Bari e Corpi Consolari: Un accordo per crescita e integrazione.

Un accordo strategico per la crescita condivisa: Bari e il Corpo consolare rafforzano il loro impegno reciproco.

La città di Bari e il Corpo consolare di Puglia, Basilicata e Molise hanno formalizzato oggi un protocollo d’intesa che trascende la semplice cooperazione, delineando un percorso di sviluppo integrato su molteplici fronti: cultura, istruzione, welfare sociale, dinamiche economiche, promozione turistica e collaborazione istituzionale.

L’accordo si configura come un vero e proprio ponte tra la città e le comunità straniere presenti sul territorio, mirando a promuovere l’integrazione e a fornire un supporto mirato per chi si trova ad affrontare problematiche legate alla regolarizzazione della propria posizione.
“Questo accordo segna una tappa fondamentale per Bari,” ha affermato il sindaco Vito Lecce durante la cerimonia di firma, a fianco di Ioana Gheorghias, decana del Corpo consolare e console generale di Romania a Bari.
“La presenza di un corpo consolare rappresenta un segnale inequivocabile di apertura e accoglienza verso le diverse culture e le comunità che compongono il tessuto sociale della nostra città.
I consoli non sono semplici rappresentanti diplomatici, ma custodi di valori e portatori di tradizioni, un patrimonio inestimabile da valorizzare nel contesto delle relazioni internazionali.

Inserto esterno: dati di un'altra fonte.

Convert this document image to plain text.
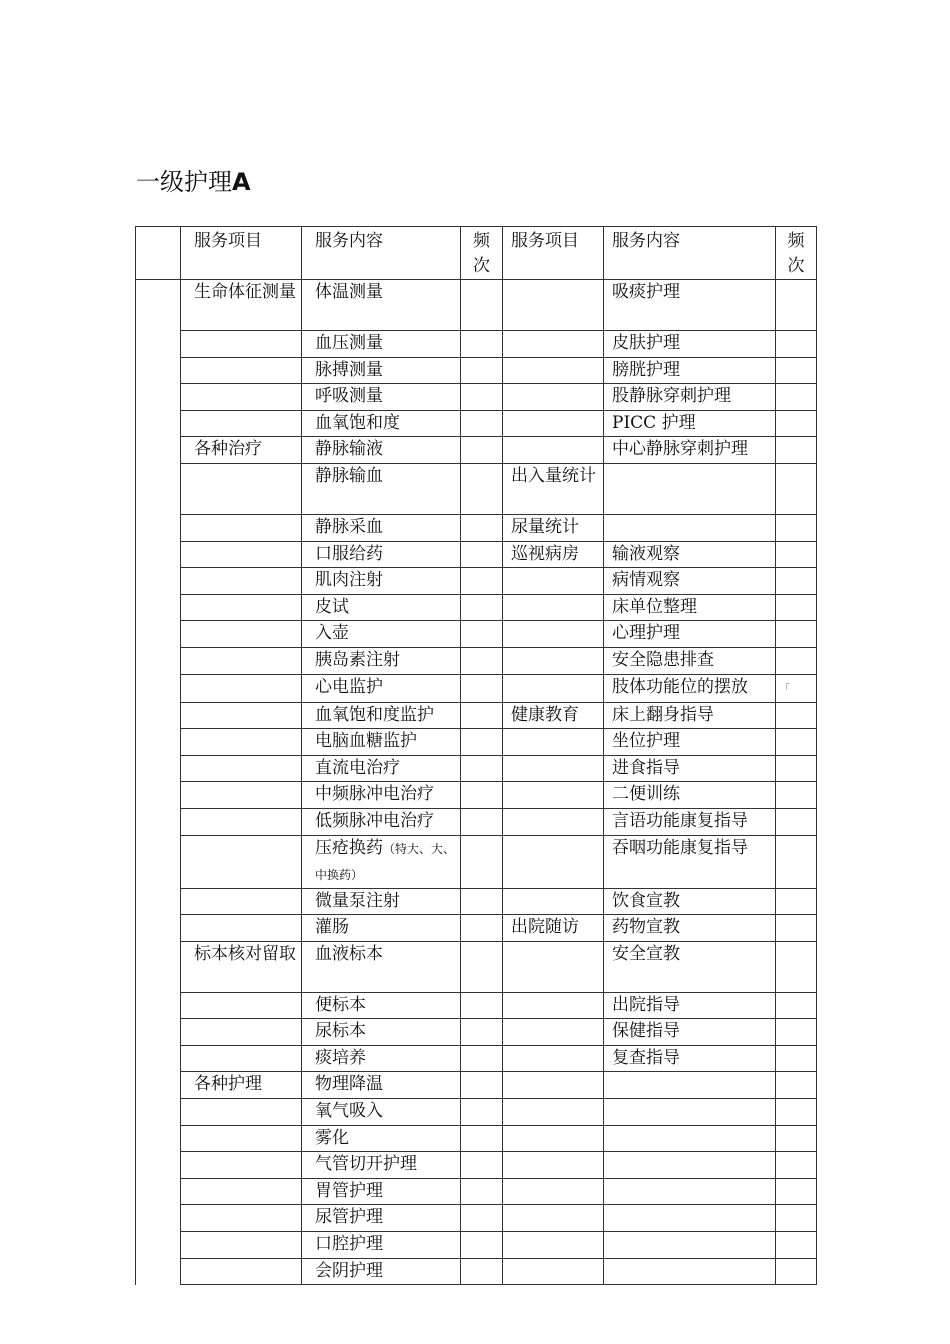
一级护理A
	服务项目	服务内容	频次	服务项目	服务内容	频次
	生命体征测量	体温测量			吸痰护理	
		血压测量			皮肤护理	
		脉搏测量			膀胱护理	
		呼吸测量			股静脉穿刺护理	
		血氧饱和度			PICC 护理	
	各种治疗	静脉输液			中心静脉穿刺护理	
		静脉输血		出入量统计		
		静脉采血		尿量统计		
		口服给药		巡视病房	输液观察	
		肌肉注射			病情观察	
		皮试			床单位整理	
		入壶			心理护理	
		胰岛素注射			安全隐患排查	
		心电监护			肢体功能位的摆放	「
		血氧饱和度监护		健康教育	床上翻身指导	
		电脑血糖监护			坐位护理	
		直流电治疗			进食指导	
		中频脉冲电治疗			二便训练	
		低频脉冲电治疗			言语功能康复指导	
		压疮换药（特大、大、中换药）			吞咽功能康复指导	
		微量泵注射			饮食宣教	
		灌肠		出院随访	药物宣教	
	标本核对留取	血液标本			安全宣教	
		便标本			出院指导	
		尿标本			保健指导	
		痰培养			复查指导	
	各种护理	物理降温				
		氧气吸入				
		雾化				
		气管切开护理				
		胃管护理				
		尿管护理				
		口腔护理				
		会阴护理				
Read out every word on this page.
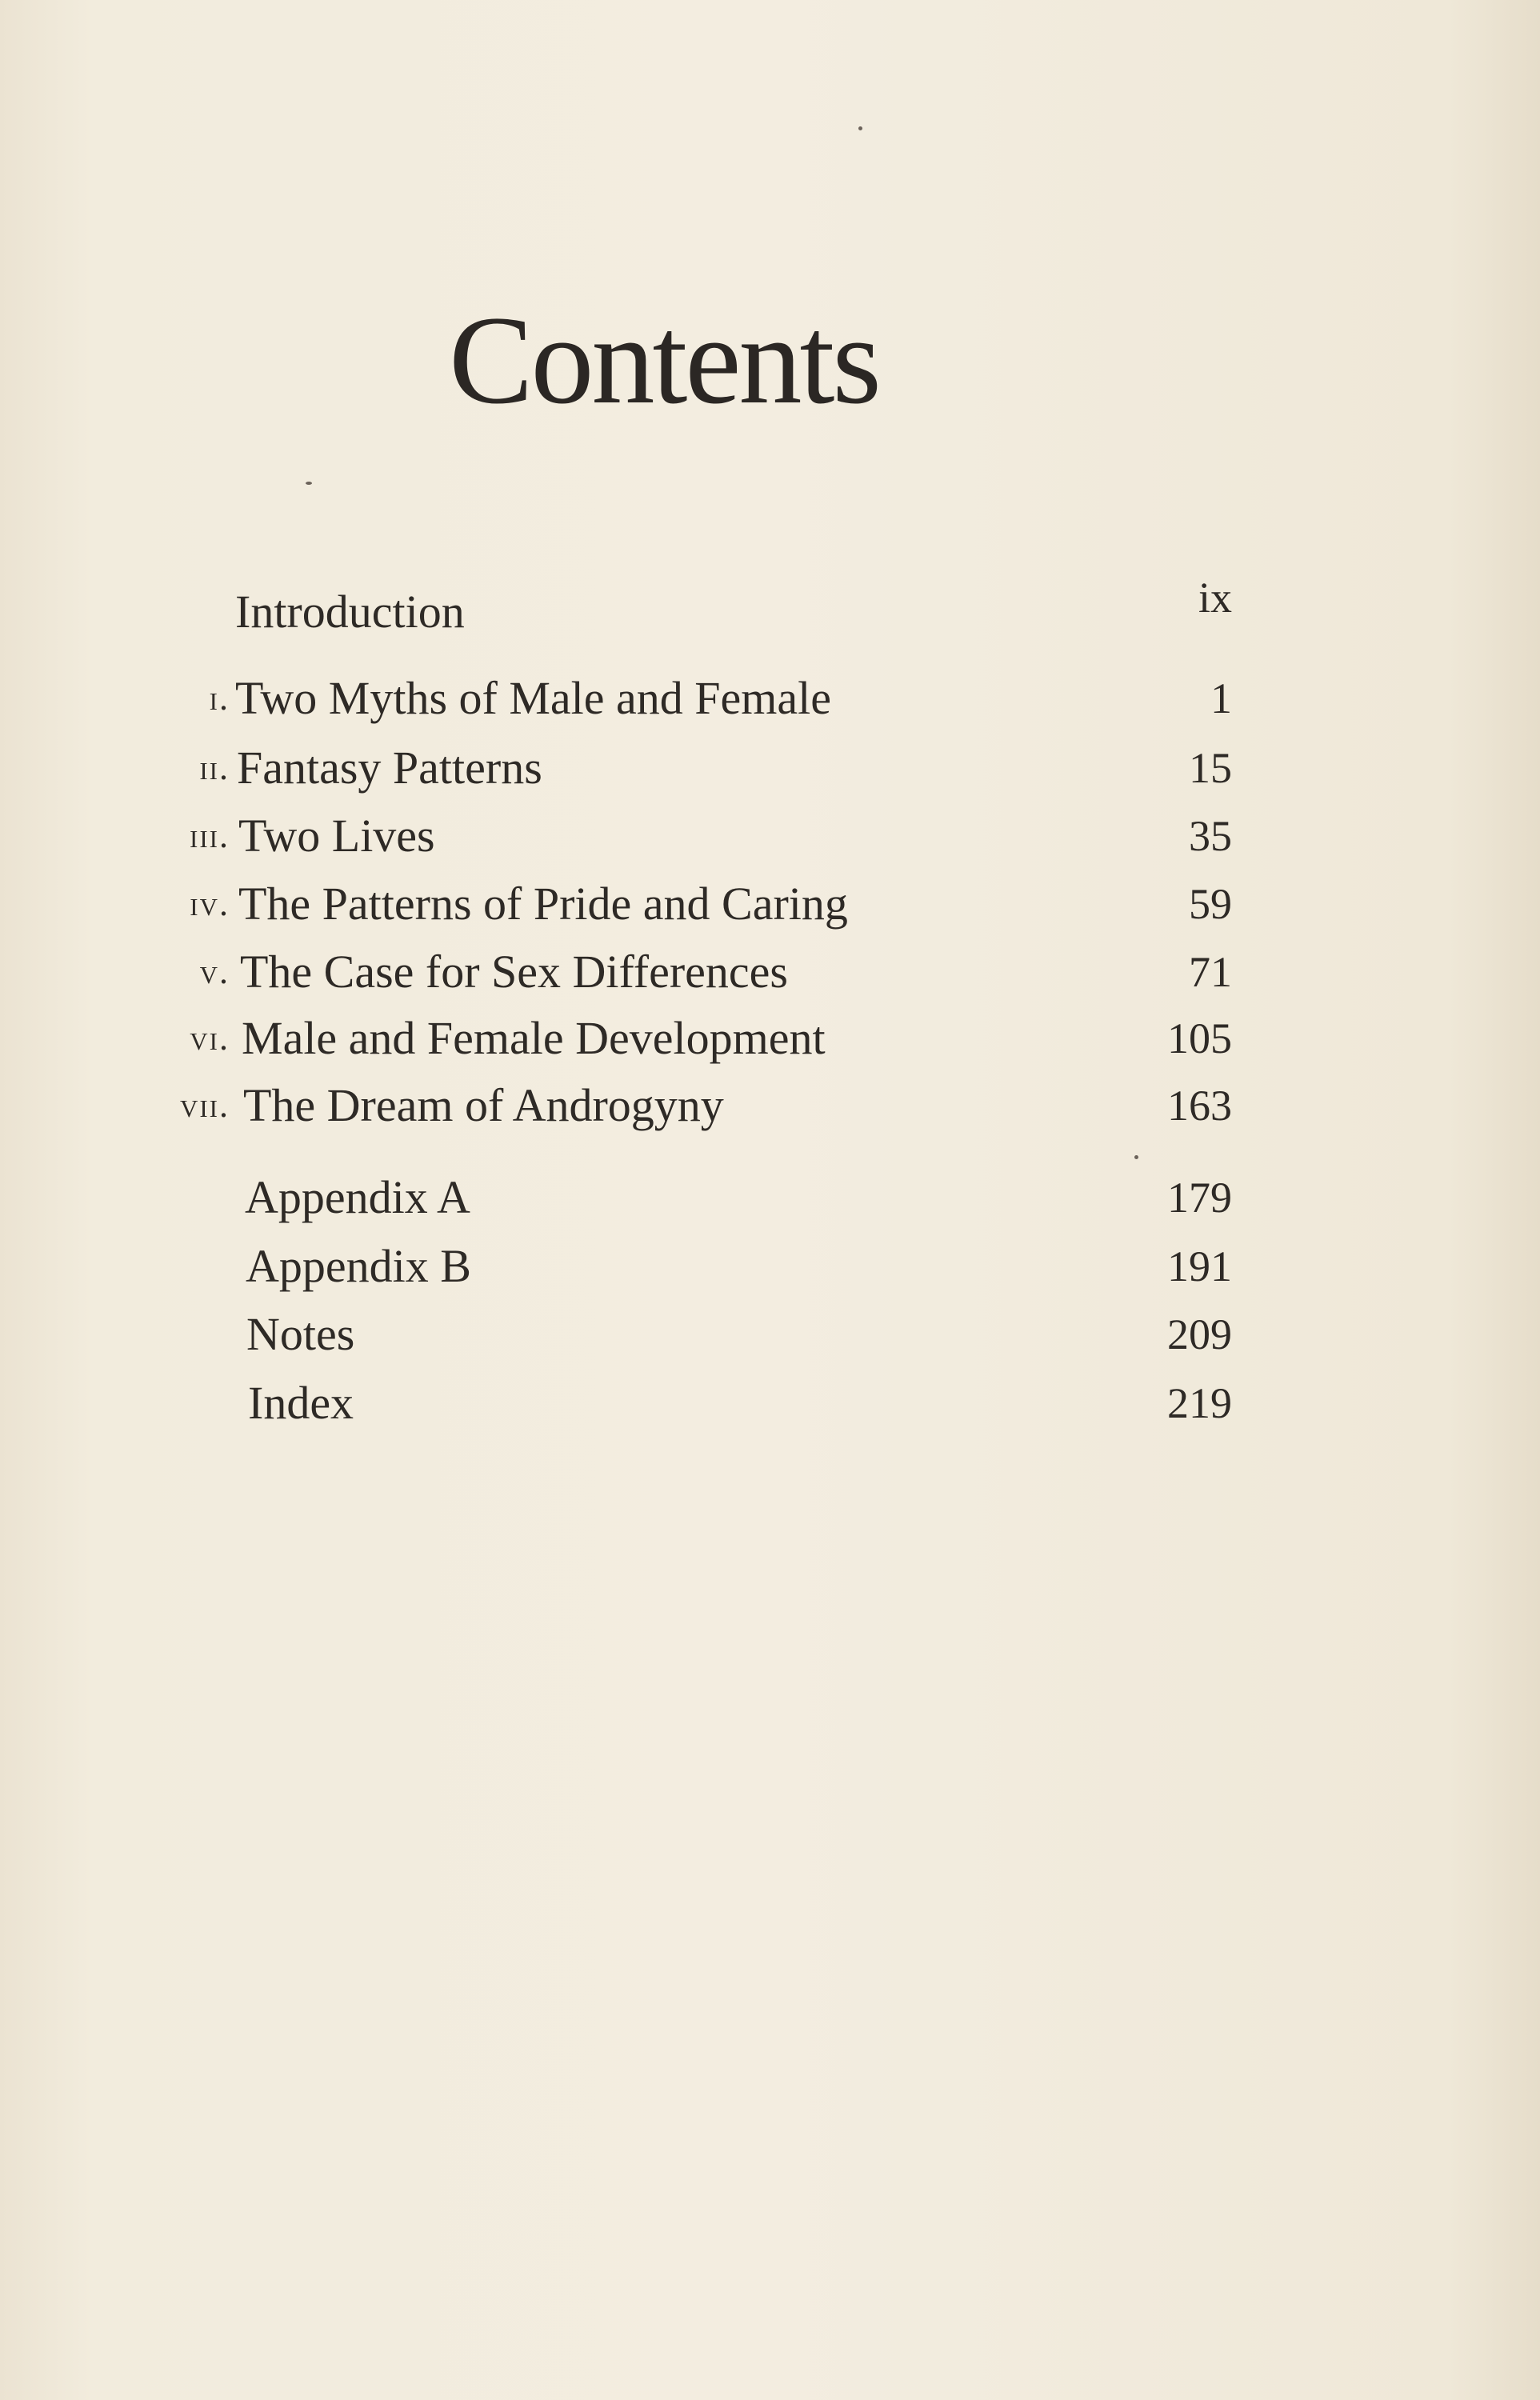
Contents
Introduction	ix
i. Two Myths of Male and Female	1
ii. Fantasy Patterns	15
iii. Two Lives	35
iv. The Patterns of Pride and Caring	59
v. The Case for Sex Differences	71
vi. Male and Female Development	105
vii. The Dream of Androgyny	163
Appendix A	179
Appendix B	191
Notes	209
Index	219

“Il protocollo d’intesa, più che un atto formale, è il riconoscimento di una crescita parallela.
Come sottolinea la Console Gheorghias, l’espansione del Corpo consolare è intrinsecamente legata all’evoluzione demografica di Bari.

L’aumento della popolazione straniera ha generato una crescente domanda di servizi consolari e di assistenza, che il Corpo consolare ha progressivamente incrementato, consolidando la sua presenza e rafforzando il suo ruolo di supporto.

Questa crescita non è solo quantitativa, ma anche qualitativa, con un impegno sempre maggiore nella tutela dei diritti dei cittadini dei Paesi di provenienza e nella promozione di un dialogo interculturale costruttivo.
L’iniziativa si inserisce in un contesto più ampio di politiche migratorie e di integrazione, ponendo l’accento sulla necessità di un approccio collaborativo tra istituzioni locali, corpi consolari e organizzazioni della società civile.

La sinergia tra Bari e il Corpo consolare non si limita all’assistenza di base, ma mira a creare opportunità di sviluppo economico, a promuovere l’accesso all’istruzione e alla formazione professionale, e a favorire la partecipazione attiva delle comunità straniere alla vita culturale e sociale della città.
Il protocollo, pertanto, si configura come uno strumento operativo per costruire un futuro condiviso, fondato sul rispetto reciproco, sulla solidarietà e sulla valorizzazione delle diversità.

Si tratta di un investimento strategico per il futuro di Bari, una città che si apre al mondo e che, attraverso il dialogo e la cooperazione, aspira a diventare un modello di convivenza interculturale.